We ran the program Stacks (http://catchenlab.life.illinois.edu/stacks/; J. Catchen, P. Hohenlohe, S. Bassham, A. Amores, and W. Cresko. Stacks: an analysis tool set for population genomics. Molecular Ecology. 2013.) to assemble genetic data generated by genotyping by sequencing. We tested many Stacks assembly parameters in parallel on a high-throughput computing network (HTCondor). Our scripts for running this pipeline are housed on github at: https://github.com/toczydlowski/stacks-on-htcondor. These scripts will be made publicly available soon. We plan to publish a short note officially releasing and describing how to use these scripts.

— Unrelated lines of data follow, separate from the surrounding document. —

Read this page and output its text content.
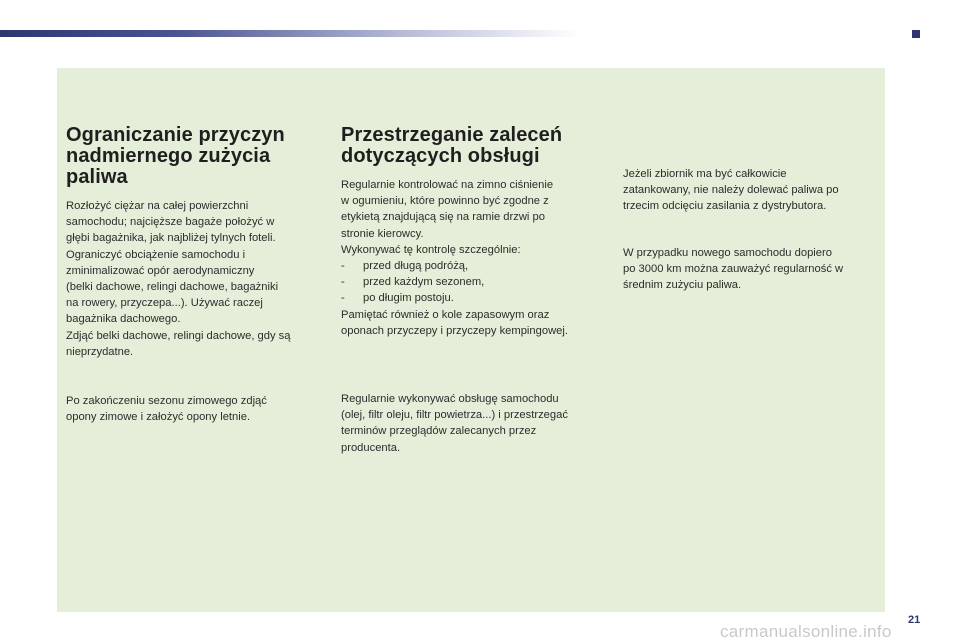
Ograniczanie przyczyn nadmiernego zużycia paliwa

Rozłożyć ciężar na całej powierzchni

samochodu; najcięższe bagaże położyć w

głębi bagażnika, jak najbliżej tylnych foteli.

Ograniczyć obciążenie samochodu i

zminimalizować opór aerodynamiczny

(belki dachowe, relingi dachowe, bagażniki

na rowery, przyczepa...). Używać raczej

bagażnika dachowego.

Zdjąć belki dachowe, relingi dachowe, gdy są

nieprzydatne.

Po zakończeniu sezonu zimowego zdjąć

opony zimowe i założyć opony letnie.

Przestrzeganie zaleceń dotyczących obsługi

Regularnie kontrolować na zimno ciśnienie

w ogumieniu, które powinno być zgodne z

etykietą znajdującą się na ramie drzwi po

stronie kierowcy.

Wykonywać tę kontrolę szczególnie:

-	przed długą podróżą,
-	przed każdym sezonem,
-	po długim postoju.

Pamiętać również o kole zapasowym oraz

oponach przyczepy i przyczepy kempingowej.

Regularnie wykonywać obsługę samochodu

(olej, filtr oleju, filtr powietrza...) i przestrzegać

terminów przeglądów zalecanych przez

producenta.

Jeżeli zbiornik ma być całkowicie

zatankowany, nie należy dolewać paliwa po

trzecim odcięciu zasilania z dystrybutora.

W przypadku nowego samochodu dopiero

po 3000 km można zauważyć regularność w

średnim zużyciu paliwa.

21
carmanualsonline.info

final_filtered_vcf_file_ipyrad

This is the final cleaned and filtered VCF file output from the program ipyrad for our data (https://ipyrad.readthedocs.io/; Eaton, D. A. (2014). PyRAD: assembly of de novo RADseq loci for phylogenetic analyses. Bioinformatics, 30(13), 1844-1849.). There are 315 samples and 4,215 single nucleotide polymorphisms generated using genotyping by sequencing (GBS; Illumina). This file was generating by assembling GBS data using the ipyrad (0.7.13) pipeline on a high-throughput computing cluster (HTCondor). Samples: 295, 297, 298, 299, 300, 301, 303, 305, 306, 308, 309, 312, 313, 314 were removed prior to final analyses as they were technical replicates. Samples: 34, 36, 40, 43 were randomly selected from population 4033 and removed to balance sample sizes across populations. See published paper (Drift happens: Molecular genetic diversity and differentiation among populations of jewelweed (Impatiens capensis Meerb.) reflect fragmentation of floodplain forests, Toczydlowski, Rachel, Waller, Donald) Methods section and Table S2 for more details about bioinformatic filtering and Stacks assembly parameters. We assembled the GBS data in two different programs and compared the outputs to test the robustness of our de novo assembly (see Supplemental materials for the published paper). We used Stacks output for all population genetic and landscape genetic analyses published in the paper.

Dryad-allsamples-longreads-optimalparams_indel8depth8-ip7-filtered.vcf

Sample_name_key

This is a key linking the sample names in the VCF files to additional metadata (e.g. population, lat/long, etc.)

sample_name_key.csv

FASTQ_genetic_sequence_data_on_GenBank

Original FASTQ files of genetic sequence data that went into the Stacks and ipyrad genetic assembly pipelines to build the single nucleotide polymorphism dataset used in this paper. One file per sample (including technical replicates, N = 315). GenBank accession number PRJNA524160.